I defined a few of the important ideas in Ray Core, equivalent to its introduction of duties (stateless parallel features), actors (stateful employees for shared state and coordination), and ObjectRefs (a future promise of a activity’s return worth)
To showcase some great benefits of utilizing Ray, I started with a easy CPU-intensive instance — counting prime numbers over a variety — and confirmed how working it on a single core could be gradual with a naive Python implementation.
As a substitute of rewriting the code in one other language or utilizing advanced multiprocessing libraries, Ray means that you can parallelise the workload in simply 4 easy steps and only a few additional traces of code:
- ray.init() to start out Ray
- Beautify your features with @ray.distant to show them into parallel duties
- .distant() to launch duties concurrently, and
- ray.get() to gather activity outcomes.
This method reduce the runtime of the prime-counting instance from ~30 seconds to ~3 seconds on a 24-core machine.

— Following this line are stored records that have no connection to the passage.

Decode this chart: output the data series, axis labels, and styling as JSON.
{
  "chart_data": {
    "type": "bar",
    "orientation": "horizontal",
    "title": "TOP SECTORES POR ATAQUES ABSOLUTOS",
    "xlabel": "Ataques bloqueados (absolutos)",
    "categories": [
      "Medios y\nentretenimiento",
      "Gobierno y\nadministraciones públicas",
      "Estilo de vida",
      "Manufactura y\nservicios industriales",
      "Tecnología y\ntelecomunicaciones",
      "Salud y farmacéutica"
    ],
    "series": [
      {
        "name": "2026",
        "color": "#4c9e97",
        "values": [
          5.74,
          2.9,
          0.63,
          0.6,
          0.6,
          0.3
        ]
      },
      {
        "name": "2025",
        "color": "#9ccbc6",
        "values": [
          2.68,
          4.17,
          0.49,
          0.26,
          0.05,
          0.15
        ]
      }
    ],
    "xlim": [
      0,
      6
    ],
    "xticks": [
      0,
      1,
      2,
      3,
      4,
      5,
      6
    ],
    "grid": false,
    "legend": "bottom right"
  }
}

I additionally talked about how simple it’s to observe working jobs in Ray utilizing its built-in dashboard and confirmed entry it.
Lastly, I offered an instance of utilizing a Ray Actor by exhibiting why international variables aren’t appropriate for coordinating throughout duties, since every employee has its personal reminiscence house.
Within the second a part of this sequence, we’ll see take issues to a different degree by enabling Ray jobs to make use of much more CPU energy as we scale to massive multi-node servers within the cloud through Amazon Internet Companies.